Zest Equity Secures ADGM Licence to Revolutionise Private-Market Transactions

3 min
Zest Equity secured regulatory permission in Abu Dhabi to enhance digital infrastructure for private transactions.
The platform streamlines steps, integrating SPVs and a digital-first escrow service.
Co‑founder Zuhair Shamma insists automation is overdue, aiming to modernise outdated manual workflows.
Zest Equity has executed over USD 210 million in deals across more than 160 transactions.
Plans to expand infrastructure may eliminate bottlenecks, improving capital flow across jurisdictions.
Zest Equity has picked up a fresh regulatory win in Abu Dhabi, securing a Financial Services Permission from the Financial Services Regulatory Authority at ADGM. It’s a move that the company says will help it stitch together a more unified digital infrastructure for private‑market transactions—something the sector, frankly, has been crying out for. I’ve seen enough startups across the region, through Arageek and beyond, to know that manual deal processes can be a bit of a faff, especially when money needs to move across borders with confidence.
The UAE‑based firm has built its platform as an end‑to‑end system that replaces old, fragmented steps with a digital layer covering everything from forming SPVs to a new regulated, digital‑first escrow service. According to the company, this should make life easier for investors and operators who often juggle scattered documentation, governance requirements, and fund movement. One part that caught my eye is how they’re blending execution tools with escrow and distribution pathways under a single regulated umbrella—spot on for anyone tired of hopping between service providers.

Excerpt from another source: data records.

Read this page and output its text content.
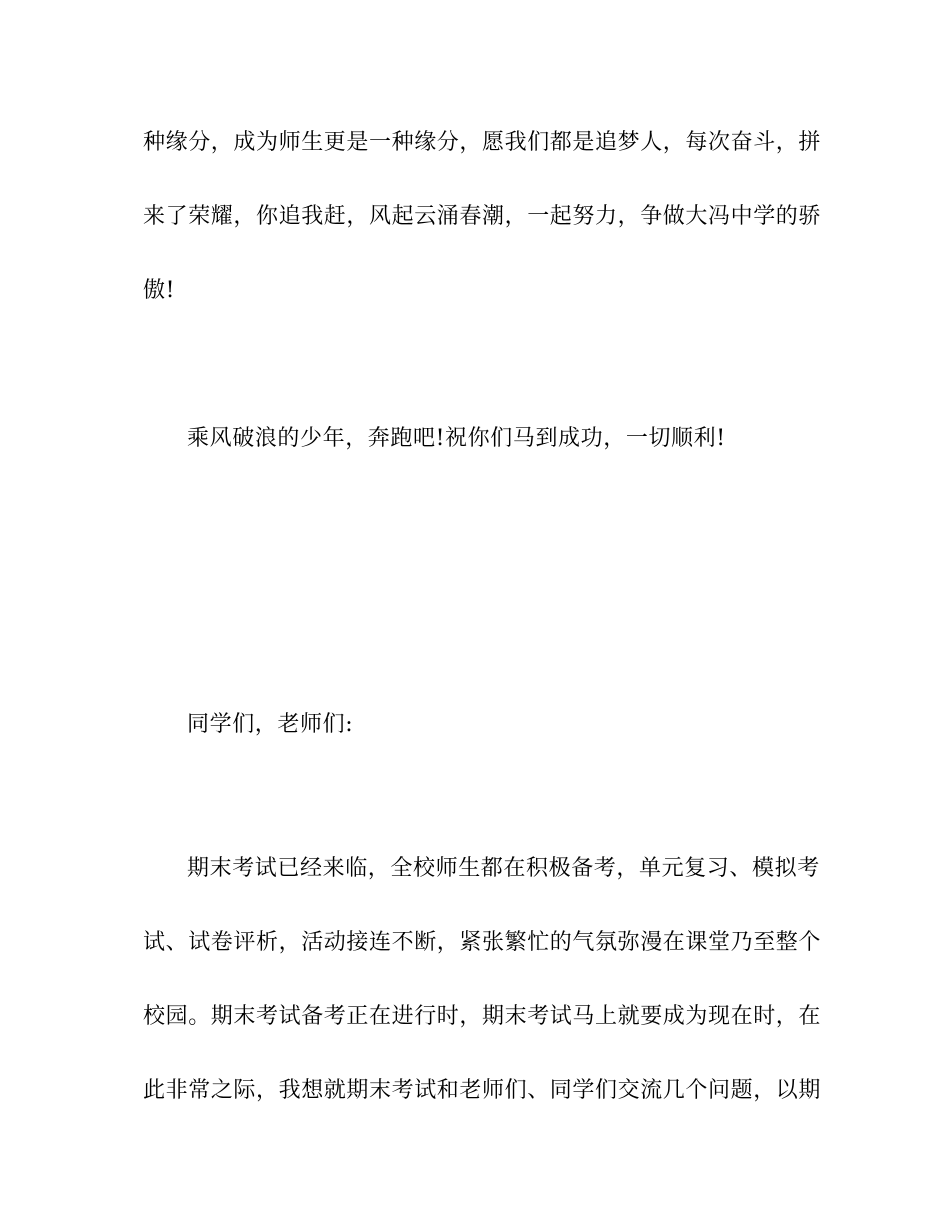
种缘分，成为师生更是一种缘分，愿我们都是追梦人，每次奋斗，拼
来了荣耀，你追我赶，风起云涌春潮，一起努力，争做大冯中学的骄
傲!
乘风破浪的少年，奔跑吧!祝你们马到成功，一切顺利!
同学们，老师们:
期末考试已经来临，全校师生都在积极备考，单元复习、模拟考
试、试卷评析，活动接连不断，紧张繁忙的气氛弥漫在课堂乃至整个
校园。期末考试备考正在进行时，期末考试马上就要成为现在时，在
此非常之际，我想就期末考试和老师们、同学们交流几个问题，以期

Zuhair Shamma, the company’s co‑founder and CEO, put it rather bluntly in his comments, saying private markets have been held back for far too long by outdated, manual workflows. His view is that standardisation and automation are overdue, and that this new licence helps push the industry into the future. On the flip side, regulatory permissions alone don’t solve every issue in private capital flows, but I reckon they do give firms like this the chance to operate with far more clarity.
Co‑founder Rawan Baddour added that the permission is just the first in a line of regulatory milestones the team is working toward as they expand the platform. And believe it or not, Zest Equity has already processed more than USD 210 million in deal execution digitally, across more than 160 private‑market transactions. Their backers include Prosus Ventures, Morgan Stanley, MEVP, and the Dubai Future District Fund—quite a mix of global and regional capital.
ADGM’s role as a common‑law, internationally recognised financial hub continues to draw fintech and infra players like this, and Zest’s regulatory approval feeds into that narrative. For founders building in the region, it’s another sign of how the Gulf is trying to modernise capital markets in a very real way. I remember chatting with a group of early‑stage entrepreneurs once who joked that managing private deals felt like assembling flat‑pack furniture without instructions… well, maybe platforms like Zest can finally change that.
The company says it plans to extend its institutional‑grade infrastructure to more markets, helping clients move capital more smoothly across jurisdictions. If they deliver on that, it could clear some long‑standing bottlenecks—though we’ll have to wait and see how it plays out in practise.